For a few minutes, both men sat in absolute silence, each staring at the other. Wilson refused to yield in his glare; he wasn't about to let House off that easy. After what could have been five minutes or twenty, House sighed and pulled away from Wilson. The oncologist half expected him to walk out of the room like he always did so when he simply sat back further onto the bed, Wilson couldn't hide his surprise.

"Did I ever tell you how I felt when I heard about the mugging?" he asked so seriously that Wilson actually had to bite his lip to keep from remarking about how House always had to make things about him.

Now that he thought about it, Wilson didn't actually know how House felt about the whole thing. He always just assumed that House was, of course, glad that Wilson was mostly alright and that was that. Whenever the subject was brought up, there was always such a air of indifference that, despite his best instincts, he actually believed the diagnostician to be indifferent.


House nodded as though that was the answer he was expecting.
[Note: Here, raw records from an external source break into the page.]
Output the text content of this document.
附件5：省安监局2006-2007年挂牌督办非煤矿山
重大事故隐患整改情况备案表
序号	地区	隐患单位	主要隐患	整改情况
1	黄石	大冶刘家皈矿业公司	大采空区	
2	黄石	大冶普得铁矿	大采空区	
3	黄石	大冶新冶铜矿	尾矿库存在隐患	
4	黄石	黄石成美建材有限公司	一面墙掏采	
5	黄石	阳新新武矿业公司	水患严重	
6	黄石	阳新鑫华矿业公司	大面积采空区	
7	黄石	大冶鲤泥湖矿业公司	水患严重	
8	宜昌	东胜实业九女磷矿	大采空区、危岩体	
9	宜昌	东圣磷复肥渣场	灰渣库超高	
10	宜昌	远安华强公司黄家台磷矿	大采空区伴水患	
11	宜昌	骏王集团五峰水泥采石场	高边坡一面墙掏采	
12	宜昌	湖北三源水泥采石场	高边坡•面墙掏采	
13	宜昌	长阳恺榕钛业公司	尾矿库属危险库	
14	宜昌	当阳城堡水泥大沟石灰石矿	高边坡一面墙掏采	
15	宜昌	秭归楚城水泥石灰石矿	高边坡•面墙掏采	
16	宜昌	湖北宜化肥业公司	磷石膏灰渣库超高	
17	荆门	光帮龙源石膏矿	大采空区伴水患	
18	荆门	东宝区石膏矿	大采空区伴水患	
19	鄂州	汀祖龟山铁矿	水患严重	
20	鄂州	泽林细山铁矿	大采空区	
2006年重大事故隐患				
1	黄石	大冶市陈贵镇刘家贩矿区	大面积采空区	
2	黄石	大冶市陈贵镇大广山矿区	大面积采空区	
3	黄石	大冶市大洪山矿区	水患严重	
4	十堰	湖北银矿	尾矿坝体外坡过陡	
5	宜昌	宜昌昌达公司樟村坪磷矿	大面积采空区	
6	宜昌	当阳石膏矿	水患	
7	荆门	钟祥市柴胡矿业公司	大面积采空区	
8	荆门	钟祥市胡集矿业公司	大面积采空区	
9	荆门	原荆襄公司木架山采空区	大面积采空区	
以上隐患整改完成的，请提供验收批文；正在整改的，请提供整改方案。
Once again his eyelids briefly narrowed into minute twitches that he usually did when he was thinking.

"At first, I was relieved that you were alright. Sure you had a broken bone or two but eventually you'd be fine." He paused for a moment then continued, "Then the nightmares started and through the past four weeks I've begun to piece everything together. Earlier while I was in the clinic-"

"You mean while you were sleeping in the clinic," Wilson corrected with a disapproving look.

"That's what I said," House replied as though the two terms were one in the same. He gave a dramatic eye roll, silently complaining about Wilson interrupting him. "Anyways, before I was so rudely interrupted, I was saying that I had a dream while I was in the clinic."

"You're awfully white to be impersonating Martin Luther King JR."

"Will you shut up and let me tell my story? Or I'll never read to you again."

Wilson chuckled and House's gentle mocking and offered his hands in surrender and a smile of apology.

"I dreamed that about coming into work the day after the attack and finding your body frozen and dead under a bush." House visibly shivered and Wilson instinctively cuddled close to him, providing them both the reassurance and comfort that they needed. "It wasn't until then that I realized how truly terrified I am of losing you." He unconsciously wrapped an arm around Wilson's shoulders and pulled him closer. "I don't think I could handle that." He tightened his grip in a restricting hug. "I love you Wilson. I don't think I could be held responsible for my actions if something should happen to you."

Those words warmed Wilson's heart far easier than anything he's ever heard in his life. He couldn't explain why but he knew that House had meant every word he'd just said and that knowledge was the positively best thing Wilson's heard.

"I love you too House," he said gruffly. He felt like a complete idiot but he couldn't help it; he was crying from joy. Wilson swore he could hear House's eyes rolling into the back of his head.

"I just wanted you to know that you're not alone," he said, managing to make the words sound apologetic though he was more than likely embarrassed. He inhaled deeply in the way he does when he wants to start a completely different conversation. "So, dinner, what do you think?"

Wilson laughed, not surprised by the subject. "Um, let's have some?"

"Sounds like a plan," House conceded. He disentangled himself from Wilson and got out of bed, hissing when his thigh complained about the movement. As quickly as his damaged thigh could move, House scurried out of the bedroom, leaving a very happy, very contemplative Wilson behind him.

That night, Wilson slept soundly all through the night with House wrapped securely around him. He knew there were more things he needed to do before he'd be even remotely okay and he knew that it would be a long time before he could walk out of the hospital alone without crippling fear but as long as he had House by his side, he knew he wouldn't be alone.